Nigerian-owned Fintech Firm's Bank Accounts and Mobile Money Wallets Frozen Amidst Money Laundering Allegations
The High Court ordered the freezing of 45 bank accounts and 10 mobile money wallets belonging to Flutterwave Payments Technology, a Nigerian-owned financial technology firm. The court's decision came in response to allegations of multiple money laundering activities against the company. As the legal battle unfolds, a growing number of individuals and companies are lining up to recover billions of dollars that Flutterwave allegedly stashed away in local banks.

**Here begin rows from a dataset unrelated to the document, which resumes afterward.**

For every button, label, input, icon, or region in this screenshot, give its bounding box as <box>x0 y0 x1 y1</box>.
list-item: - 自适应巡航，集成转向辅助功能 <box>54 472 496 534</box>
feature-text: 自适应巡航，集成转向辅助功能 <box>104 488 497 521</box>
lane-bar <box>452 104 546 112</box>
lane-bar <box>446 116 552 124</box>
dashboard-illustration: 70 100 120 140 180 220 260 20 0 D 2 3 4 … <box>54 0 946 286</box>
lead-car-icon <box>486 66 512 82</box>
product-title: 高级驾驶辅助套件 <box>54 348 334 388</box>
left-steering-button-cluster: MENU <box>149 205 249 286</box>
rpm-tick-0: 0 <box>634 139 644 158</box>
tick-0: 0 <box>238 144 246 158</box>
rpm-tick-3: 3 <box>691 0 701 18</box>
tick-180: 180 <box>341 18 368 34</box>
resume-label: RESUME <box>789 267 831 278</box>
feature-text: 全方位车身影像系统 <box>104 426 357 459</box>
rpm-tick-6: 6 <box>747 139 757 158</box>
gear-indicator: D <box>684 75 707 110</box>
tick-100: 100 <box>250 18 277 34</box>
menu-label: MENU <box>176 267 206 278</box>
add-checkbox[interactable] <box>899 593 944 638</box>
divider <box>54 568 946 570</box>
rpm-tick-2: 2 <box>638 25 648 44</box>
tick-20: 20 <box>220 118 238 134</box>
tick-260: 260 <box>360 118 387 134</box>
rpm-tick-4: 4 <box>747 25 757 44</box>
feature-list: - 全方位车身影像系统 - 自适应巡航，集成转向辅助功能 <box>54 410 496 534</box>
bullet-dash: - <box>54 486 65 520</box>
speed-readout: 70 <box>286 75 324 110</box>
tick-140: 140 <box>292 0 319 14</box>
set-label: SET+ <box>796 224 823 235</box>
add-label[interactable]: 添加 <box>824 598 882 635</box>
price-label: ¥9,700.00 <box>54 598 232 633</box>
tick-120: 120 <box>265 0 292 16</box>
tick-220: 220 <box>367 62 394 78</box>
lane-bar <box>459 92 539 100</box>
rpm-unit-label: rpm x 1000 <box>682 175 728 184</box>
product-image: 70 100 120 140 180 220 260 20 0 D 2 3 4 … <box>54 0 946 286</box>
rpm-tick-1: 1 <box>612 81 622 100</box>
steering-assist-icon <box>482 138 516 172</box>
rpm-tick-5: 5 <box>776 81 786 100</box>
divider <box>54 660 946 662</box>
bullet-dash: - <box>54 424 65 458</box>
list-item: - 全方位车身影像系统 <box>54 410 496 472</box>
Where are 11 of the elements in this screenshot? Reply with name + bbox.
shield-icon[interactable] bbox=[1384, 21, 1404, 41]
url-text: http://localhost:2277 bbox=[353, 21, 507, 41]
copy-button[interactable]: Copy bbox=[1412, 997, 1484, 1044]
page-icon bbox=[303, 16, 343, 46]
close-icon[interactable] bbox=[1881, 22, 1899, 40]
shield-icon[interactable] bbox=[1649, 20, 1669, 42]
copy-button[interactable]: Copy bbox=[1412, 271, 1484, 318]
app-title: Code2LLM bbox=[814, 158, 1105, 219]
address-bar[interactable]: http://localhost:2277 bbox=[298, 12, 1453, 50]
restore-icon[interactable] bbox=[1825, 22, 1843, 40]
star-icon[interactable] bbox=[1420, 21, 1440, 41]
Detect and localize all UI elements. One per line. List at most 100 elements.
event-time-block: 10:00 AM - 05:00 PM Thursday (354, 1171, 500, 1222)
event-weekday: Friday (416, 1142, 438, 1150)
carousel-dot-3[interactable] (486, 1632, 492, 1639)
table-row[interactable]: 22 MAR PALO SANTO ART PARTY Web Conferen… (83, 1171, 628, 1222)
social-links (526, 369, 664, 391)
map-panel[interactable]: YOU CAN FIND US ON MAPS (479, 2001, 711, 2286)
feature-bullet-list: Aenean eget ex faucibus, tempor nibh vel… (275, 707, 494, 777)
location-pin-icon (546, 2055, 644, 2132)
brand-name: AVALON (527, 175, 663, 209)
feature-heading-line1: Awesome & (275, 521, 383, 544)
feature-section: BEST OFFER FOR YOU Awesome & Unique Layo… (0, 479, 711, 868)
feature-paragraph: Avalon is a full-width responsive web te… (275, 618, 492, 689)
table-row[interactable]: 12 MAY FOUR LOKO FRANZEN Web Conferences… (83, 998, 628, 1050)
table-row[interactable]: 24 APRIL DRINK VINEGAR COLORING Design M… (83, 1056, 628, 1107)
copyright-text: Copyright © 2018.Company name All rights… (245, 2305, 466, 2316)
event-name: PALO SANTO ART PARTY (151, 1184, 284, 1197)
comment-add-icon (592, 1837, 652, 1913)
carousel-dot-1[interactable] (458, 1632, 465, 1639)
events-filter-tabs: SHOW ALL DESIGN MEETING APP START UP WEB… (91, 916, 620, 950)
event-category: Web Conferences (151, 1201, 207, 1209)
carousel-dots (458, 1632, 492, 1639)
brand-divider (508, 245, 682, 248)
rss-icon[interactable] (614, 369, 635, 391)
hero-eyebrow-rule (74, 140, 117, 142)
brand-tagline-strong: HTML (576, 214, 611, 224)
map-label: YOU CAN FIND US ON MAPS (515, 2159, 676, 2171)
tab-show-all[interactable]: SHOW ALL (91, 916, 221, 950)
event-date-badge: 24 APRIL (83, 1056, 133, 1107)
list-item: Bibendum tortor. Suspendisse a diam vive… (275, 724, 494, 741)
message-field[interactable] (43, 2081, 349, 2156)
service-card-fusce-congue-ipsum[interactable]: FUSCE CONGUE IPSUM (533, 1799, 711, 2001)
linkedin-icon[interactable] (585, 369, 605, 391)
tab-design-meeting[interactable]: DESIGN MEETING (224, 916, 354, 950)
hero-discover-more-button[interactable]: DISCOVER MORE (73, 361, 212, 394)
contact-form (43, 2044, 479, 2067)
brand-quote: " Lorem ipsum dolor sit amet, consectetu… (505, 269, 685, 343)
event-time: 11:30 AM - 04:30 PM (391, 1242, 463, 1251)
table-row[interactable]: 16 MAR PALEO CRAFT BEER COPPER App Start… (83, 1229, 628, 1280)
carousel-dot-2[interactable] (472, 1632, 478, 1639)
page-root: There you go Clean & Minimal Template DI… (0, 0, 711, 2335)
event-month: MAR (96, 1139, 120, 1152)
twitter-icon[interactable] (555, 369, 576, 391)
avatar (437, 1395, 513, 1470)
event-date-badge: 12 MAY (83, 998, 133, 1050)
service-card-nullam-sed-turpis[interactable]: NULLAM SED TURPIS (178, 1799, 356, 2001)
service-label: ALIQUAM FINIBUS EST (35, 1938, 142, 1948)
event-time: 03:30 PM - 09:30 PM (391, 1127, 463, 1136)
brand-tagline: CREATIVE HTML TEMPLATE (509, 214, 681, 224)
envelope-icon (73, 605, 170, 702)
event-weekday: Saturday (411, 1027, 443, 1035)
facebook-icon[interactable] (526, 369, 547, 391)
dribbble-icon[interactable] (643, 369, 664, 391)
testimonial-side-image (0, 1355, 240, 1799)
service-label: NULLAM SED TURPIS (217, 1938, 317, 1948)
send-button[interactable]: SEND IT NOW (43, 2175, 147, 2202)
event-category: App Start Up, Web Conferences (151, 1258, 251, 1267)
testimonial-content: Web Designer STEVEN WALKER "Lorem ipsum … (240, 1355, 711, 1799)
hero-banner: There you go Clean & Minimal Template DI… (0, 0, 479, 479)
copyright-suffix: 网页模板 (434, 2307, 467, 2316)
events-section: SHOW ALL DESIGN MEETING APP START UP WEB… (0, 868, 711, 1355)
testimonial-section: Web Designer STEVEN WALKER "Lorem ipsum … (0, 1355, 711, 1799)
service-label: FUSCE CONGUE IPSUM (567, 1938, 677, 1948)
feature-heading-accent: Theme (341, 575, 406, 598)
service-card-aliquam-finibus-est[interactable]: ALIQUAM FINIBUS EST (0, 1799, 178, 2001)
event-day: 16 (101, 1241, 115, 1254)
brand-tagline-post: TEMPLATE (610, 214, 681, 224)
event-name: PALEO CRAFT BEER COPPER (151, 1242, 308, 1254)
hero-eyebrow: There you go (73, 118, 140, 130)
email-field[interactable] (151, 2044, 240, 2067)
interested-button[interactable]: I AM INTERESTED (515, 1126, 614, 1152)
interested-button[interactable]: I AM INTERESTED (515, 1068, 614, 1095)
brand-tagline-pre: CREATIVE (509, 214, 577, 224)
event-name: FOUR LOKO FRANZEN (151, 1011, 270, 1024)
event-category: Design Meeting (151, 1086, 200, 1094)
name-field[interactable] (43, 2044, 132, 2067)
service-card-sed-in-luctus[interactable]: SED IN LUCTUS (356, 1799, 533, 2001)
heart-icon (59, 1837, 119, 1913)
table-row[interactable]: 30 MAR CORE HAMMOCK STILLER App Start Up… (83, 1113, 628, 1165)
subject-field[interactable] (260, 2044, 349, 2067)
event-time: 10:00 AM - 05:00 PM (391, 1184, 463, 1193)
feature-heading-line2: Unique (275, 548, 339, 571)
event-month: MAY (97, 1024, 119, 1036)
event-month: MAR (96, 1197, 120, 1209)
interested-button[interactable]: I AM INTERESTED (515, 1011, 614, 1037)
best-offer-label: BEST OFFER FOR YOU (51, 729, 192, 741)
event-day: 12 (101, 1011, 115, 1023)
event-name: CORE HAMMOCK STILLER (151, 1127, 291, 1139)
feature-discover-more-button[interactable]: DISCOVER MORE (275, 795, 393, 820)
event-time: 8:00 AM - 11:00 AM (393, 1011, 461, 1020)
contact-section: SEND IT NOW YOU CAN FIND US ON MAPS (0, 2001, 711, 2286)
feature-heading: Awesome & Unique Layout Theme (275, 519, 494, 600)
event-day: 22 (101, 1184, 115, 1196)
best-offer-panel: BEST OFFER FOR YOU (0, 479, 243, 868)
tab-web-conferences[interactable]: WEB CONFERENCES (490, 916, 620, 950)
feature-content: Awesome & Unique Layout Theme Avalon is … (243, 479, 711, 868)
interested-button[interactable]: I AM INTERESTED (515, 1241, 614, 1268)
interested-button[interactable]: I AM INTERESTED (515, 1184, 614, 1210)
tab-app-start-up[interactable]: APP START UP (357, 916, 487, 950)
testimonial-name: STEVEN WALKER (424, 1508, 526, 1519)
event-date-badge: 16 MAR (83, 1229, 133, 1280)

Saccos Regulator Seeks Changes to Safeguard Savers' Deposits
In a move aimed at enhancing the stability of Kenya's savings and credit cooperatives (Saccos) sector, the Sacco Societies Regulatory Authority (Sasra) is pushing for changes to the existing legislation. The proposed amendment to the Sacco Societies Act, 2008 would introduce a framework for appointing trustees to oversee a Deposit Guarantee Fund (DGF) specifically designed to protect depositors from potential losses on their accumulated savings, which currently amount to over Sh600 billion.
Speaking on Thursday, Treasury Cabinet Secretary Njuguna Ndung’u emphasized the urgency of such reforms, stating that they would mark a significant milestone in safeguarding depositors' interests.